KOMOJU in their team’s development, providing a learning budget, which can be used to buy textbooks or attend events, such as RubyKaigi, and also offering language lessons that can be taken on the clock.

It’s this supportive environment that helped Nicole gain the skills and confidence to become a technical lead. She said, “One quality we really prize at KOMOJU is where you take the initiative to challenge yourself. I’m very fortunate they gave me more and more chances to grow and improve. Coming in as a junior, one thing I worried about was asking stupid questions. But everybody was really great.
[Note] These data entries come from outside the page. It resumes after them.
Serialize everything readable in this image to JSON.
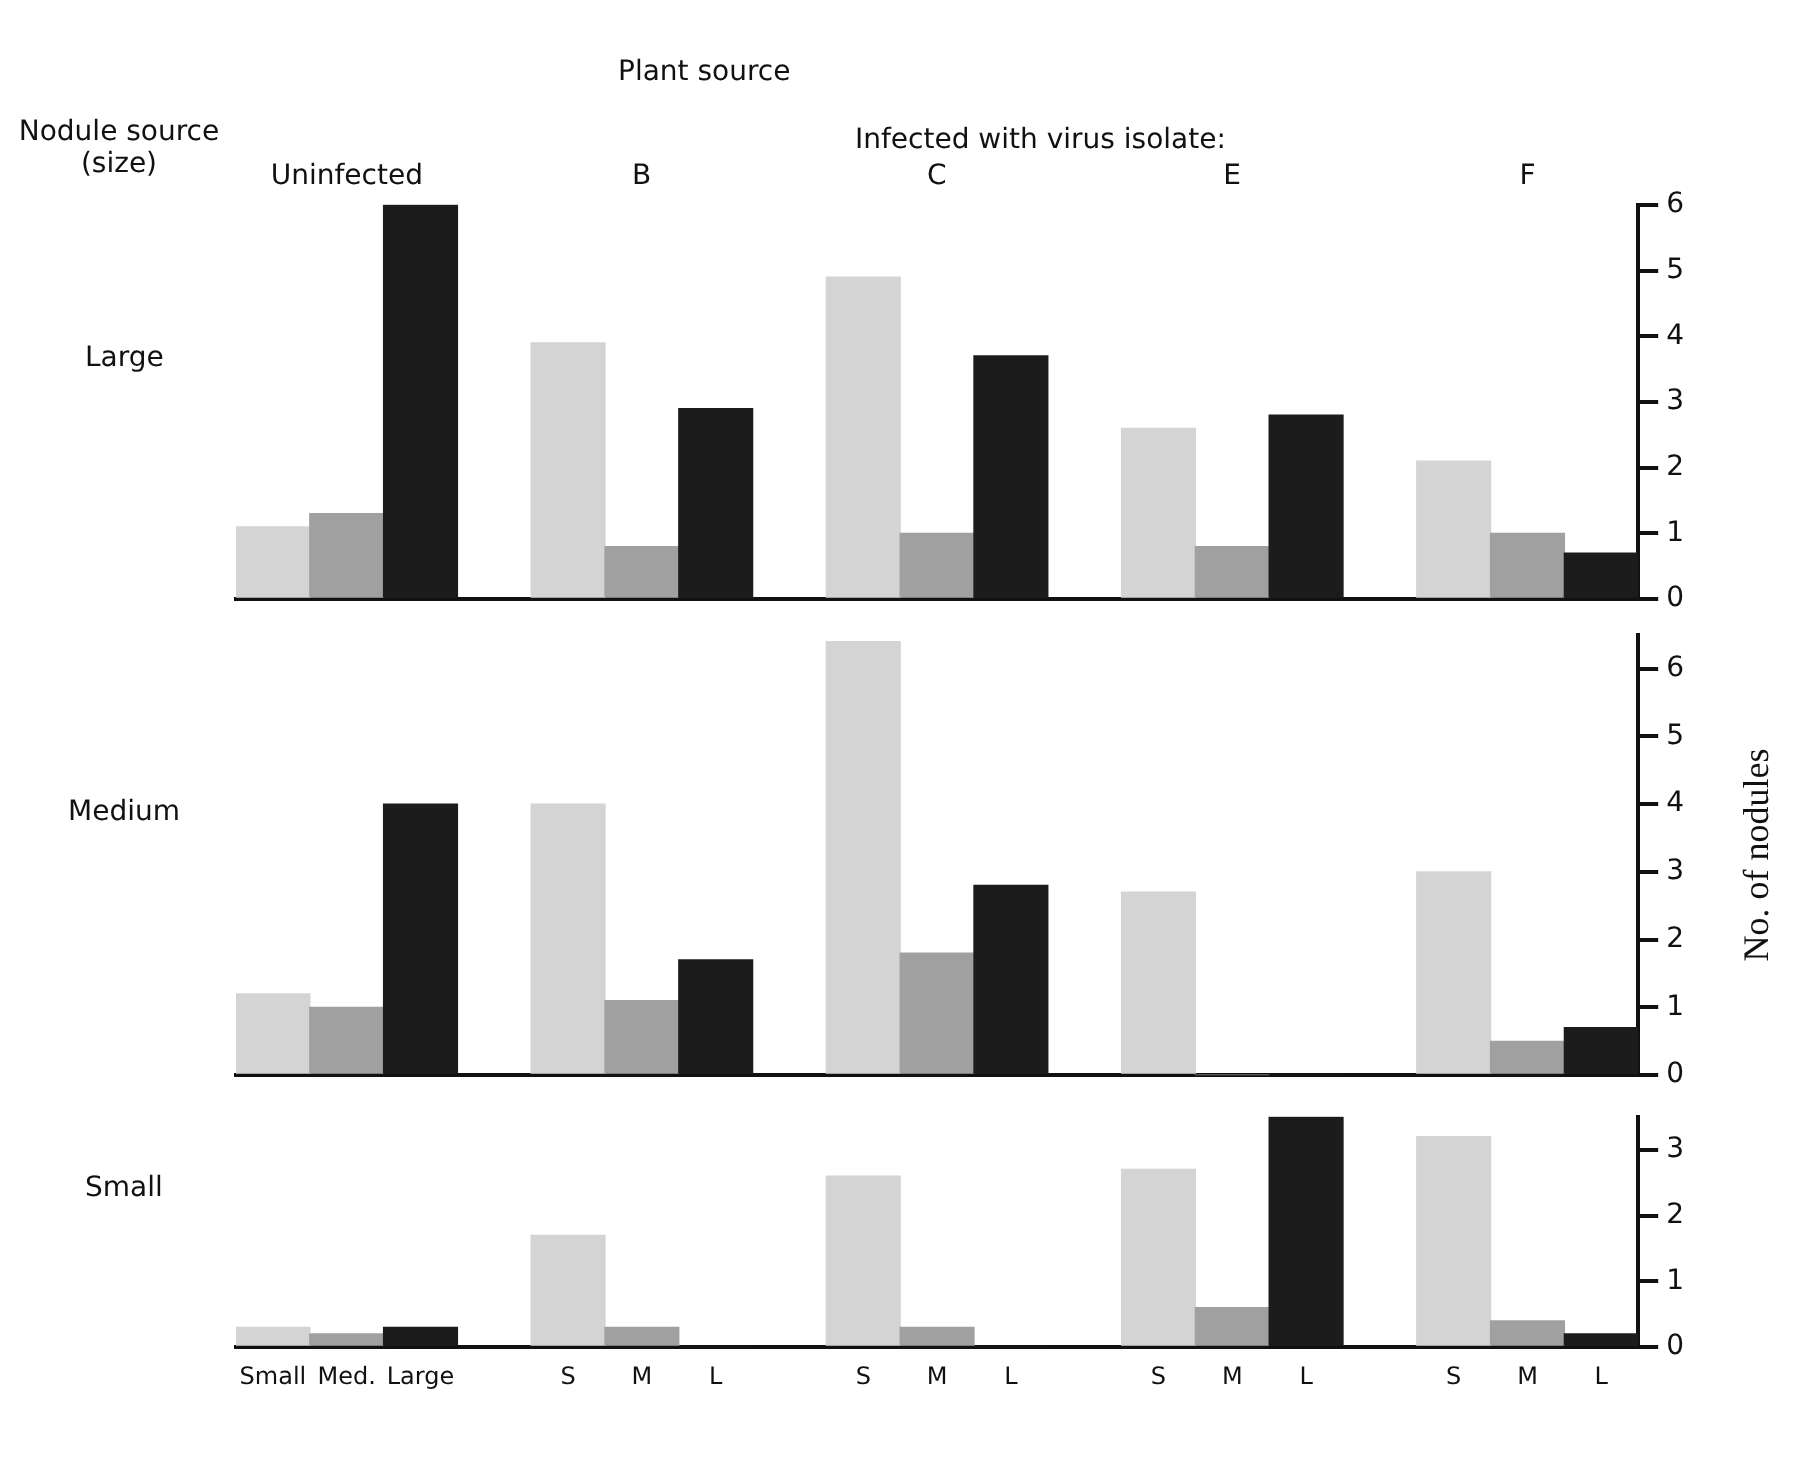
{
  "chart_data": [
    {
      "type": "bar",
      "title": "Plant source",
      "subtitle": "Infected with virus isolate:",
      "annotations": [
        "Large",
        "Nodule source (size)",
        "Uninfected",
        "B",
        "C",
        "E",
        "F"
      ],
      "categories": [
        null,
        null,
        null,
        null,
        null,
        null,
        null,
        null,
        null,
        null,
        null,
        null,
        null,
        null,
        null,
        null,
        null,
        null,
        null
      ],
      "values": [
        1.1,
        1.3,
        6.0,
        null,
        3.9,
        0.8,
        2.9,
        null,
        4.9,
        1.0,
        3.7,
        null,
        2.6,
        0.8,
        2.8,
        null,
        2.1,
        1.0,
        0.7
      ],
      "colors": [
        "#d4d4d4",
        "#a0a0a0",
        "#1c1c1c",
        null,
        "#d4d4d4",
        "#a0a0a0",
        "#1c1c1c",
        null,
        "#d4d4d4",
        "#a0a0a0",
        "#1c1c1c",
        null,
        "#d4d4d4",
        "#a0a0a0",
        "#1c1c1c",
        null,
        "#d4d4d4",
        "#a0a0a0",
        "#1c1c1c"
      ],
      "ylim": [
        0,
        6
      ],
      "yticks": [
        0,
        1,
        2,
        3,
        4,
        5,
        6
      ],
      "tick_labels": "y",
      "grid": false,
      "legend": false
    },
    {
      "type": "bar",
      "ylabel": "No. of nodules",
      "annotations": [
        "Medium"
      ],
      "categories": [
        null,
        null,
        null,
        null,
        null,
        null,
        null,
        null,
        null,
        null,
        null,
        null,
        null,
        null,
        null,
        null,
        null,
        null,
        null
      ],
      "values": [
        1.2,
        1.0,
        4.0,
        null,
        4.0,
        1.1,
        1.7,
        null,
        6.4,
        1.8,
        2.8,
        null,
        2.7,
        0,
        0,
        null,
        3.0,
        0.5,
        0.7
      ],
      "colors": [
        "#d4d4d4",
        "#a0a0a0",
        "#1c1c1c",
        null,
        "#d4d4d4",
        "#a0a0a0",
        "#1c1c1c",
        null,
        "#d4d4d4",
        "#a0a0a0",
        "#1c1c1c",
        null,
        "#d4d4d4",
        "#a0a0a0",
        "#1c1c1c",
        null,
        "#d4d4d4",
        "#a0a0a0",
        "#1c1c1c"
      ],
      "ylim": [
        0,
        6.5
      ],
      "yticks": [
        0,
        1,
        2,
        3,
        4,
        5,
        6
      ],
      "tick_labels": "y",
      "grid": false,
      "legend": false
    },
    {
      "type": "bar",
      "annotations": [
        "Small"
      ],
      "categories": [
        "Small",
        "Med.",
        "Large",
        null,
        "S",
        "M",
        "L",
        null,
        "S",
        "M",
        "L",
        null,
        "S",
        "M",
        "L",
        null,
        "S",
        "M",
        "L"
      ],
      "values": [
        0.3,
        0.2,
        0.3,
        null,
        1.7,
        0.3,
        0,
        null,
        2.6,
        0.3,
        0,
        null,
        2.7,
        0.6,
        3.5,
        null,
        3.2,
        0.4,
        0.2
      ],
      "colors": [
        "#d4d4d4",
        "#a0a0a0",
        "#1c1c1c",
        null,
        "#d4d4d4",
        "#a0a0a0",
        "#1c1c1c",
        null,
        "#d4d4d4",
        "#a0a0a0",
        "#1c1c1c",
        null,
        "#d4d4d4",
        "#a0a0a0",
        "#1c1c1c",
        null,
        "#d4d4d4",
        "#a0a0a0",
        "#1c1c1c"
      ],
      "ylim": [
        0,
        3.5
      ],
      "yticks": [
        0,
        1,
        2,
        3
      ],
      "grid": false,
      "legend": false
    }
  ]
}
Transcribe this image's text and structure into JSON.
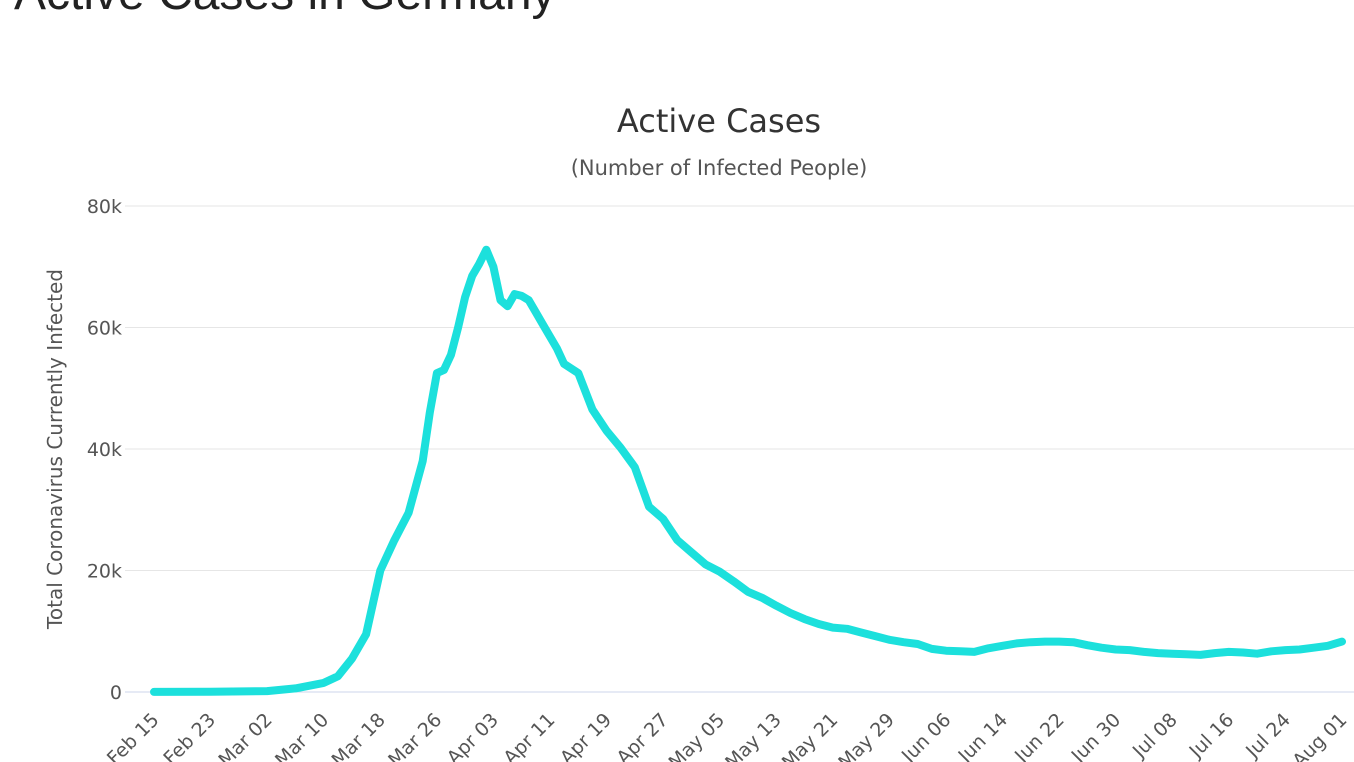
{
  "page": {
    "heading": "Active Cases in Germany"
  },
  "chart_data": {
    "type": "line",
    "title": "Active Cases",
    "subtitle": "(Number of Infected People)",
    "xlabel": "",
    "ylabel": "Total Coronavirus Currently Infected",
    "ylim": [
      0,
      80000
    ],
    "yticks": [
      0,
      20000,
      40000,
      60000,
      80000
    ],
    "ytick_labels": [
      "0",
      "20k",
      "40k",
      "60k",
      "80k"
    ],
    "xtick_labels": [
      "Feb 15",
      "Feb 23",
      "Mar 02",
      "Mar 10",
      "Mar 18",
      "Mar 26",
      "Apr 03",
      "Apr 11",
      "Apr 19",
      "Apr 27",
      "May 05",
      "May 13",
      "May 21",
      "May 29",
      "Jun 06",
      "Jun 14",
      "Jun 22",
      "Jun 30",
      "Jul 08",
      "Jul 16",
      "Jul 24",
      "Aug 01"
    ],
    "grid": true,
    "legend": false,
    "colors": {
      "line": "#1ce0dc",
      "grid": "#e6e6e6",
      "axis": "#ccd6eb"
    },
    "series": [
      {
        "x": [
          "Feb 15",
          "Feb 23",
          "Mar 02",
          "Mar 06",
          "Mar 10",
          "Mar 12",
          "Mar 14",
          "Mar 16",
          "Mar 18",
          "Mar 20",
          "Mar 22",
          "Mar 24",
          "Mar 25",
          "Mar 26",
          "Mar 27",
          "Mar 28",
          "Mar 29",
          "Mar 30",
          "Mar 31",
          "Apr 01",
          "Apr 02",
          "Apr 03",
          "Apr 04",
          "Apr 05",
          "Apr 06",
          "Apr 07",
          "Apr 08",
          "Apr 09",
          "Apr 10",
          "Apr 11",
          "Apr 12",
          "Apr 13",
          "Apr 15",
          "Apr 17",
          "Apr 19",
          "Apr 21",
          "Apr 23",
          "Apr 25",
          "Apr 27",
          "Apr 29",
          "May 01",
          "May 03",
          "May 05",
          "May 07",
          "May 09",
          "May 11",
          "May 13",
          "May 15",
          "May 17",
          "May 19",
          "May 21",
          "May 23",
          "May 25",
          "May 27",
          "May 29",
          "May 31",
          "Jun 02",
          "Jun 04",
          "Jun 06",
          "Jun 08",
          "Jun 10",
          "Jun 12",
          "Jun 14",
          "Jun 16",
          "Jun 18",
          "Jun 20",
          "Jun 22",
          "Jun 24",
          "Jun 26",
          "Jun 28",
          "Jun 30",
          "Jul 02",
          "Jul 04",
          "Jul 06",
          "Jul 08",
          "Jul 10",
          "Jul 12",
          "Jul 14",
          "Jul 16",
          "Jul 18",
          "Jul 20",
          "Jul 22",
          "Jul 24",
          "Jul 26",
          "Jul 28",
          "Jul 30",
          "Aug 01"
        ],
        "values": [
          16,
          30,
          150,
          600,
          1500,
          2600,
          5500,
          9500,
          20000,
          25000,
          29500,
          38000,
          46000,
          52500,
          53000,
          55500,
          60000,
          65000,
          68500,
          70500,
          72800,
          70000,
          64500,
          63500,
          65500,
          65200,
          64500,
          62500,
          60500,
          58500,
          56500,
          54000,
          52500,
          46500,
          43000,
          40200,
          37000,
          30500,
          28500,
          25000,
          23000,
          21000,
          19800,
          18200,
          16500,
          15500,
          14200,
          13000,
          12000,
          11200,
          10600,
          10400,
          9800,
          9200,
          8600,
          8200,
          7900,
          7100,
          6800,
          6700,
          6600,
          7200,
          7600,
          8000,
          8200,
          8300,
          8300,
          8200,
          7700,
          7300,
          7000,
          6900,
          6600,
          6400,
          6300,
          6200,
          6100,
          6400,
          6600,
          6500,
          6300,
          6700,
          6900,
          7000,
          7300,
          7600,
          8300
        ]
      }
    ]
  }
}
I’ve had the great fortune of working with some really talented but humble engineers, who are role models for me.”

When it comes to hiring engineers, KOMOJU welcomes experienced applicants from across the globe and from different tech stacks. Nicole said, “We just try to judge based on engineering skill. We’ve had seasoned engineers who’ve joined us, who did not know Ruby, Vue, or Rails. It’s a bonus. If you know one, you can learn them all. We also have engineers in other countries and they can continue to live there. But if they want to relocate, we will support that, we had somebody move from Brazil with his wife and child.”

Nicole really values the culture and people at KOMOJU, and has found joy in being a software engineer. She said, “I find it addictive to see real people use the software you’re working on. One of my very first tasks was to integrate PayPay. I’ll never forget, once we turned it on, my manager called me over and showed me the live payments coming in. He was excited for me. That’s the culture here, we celebrate everybody’s achievement.”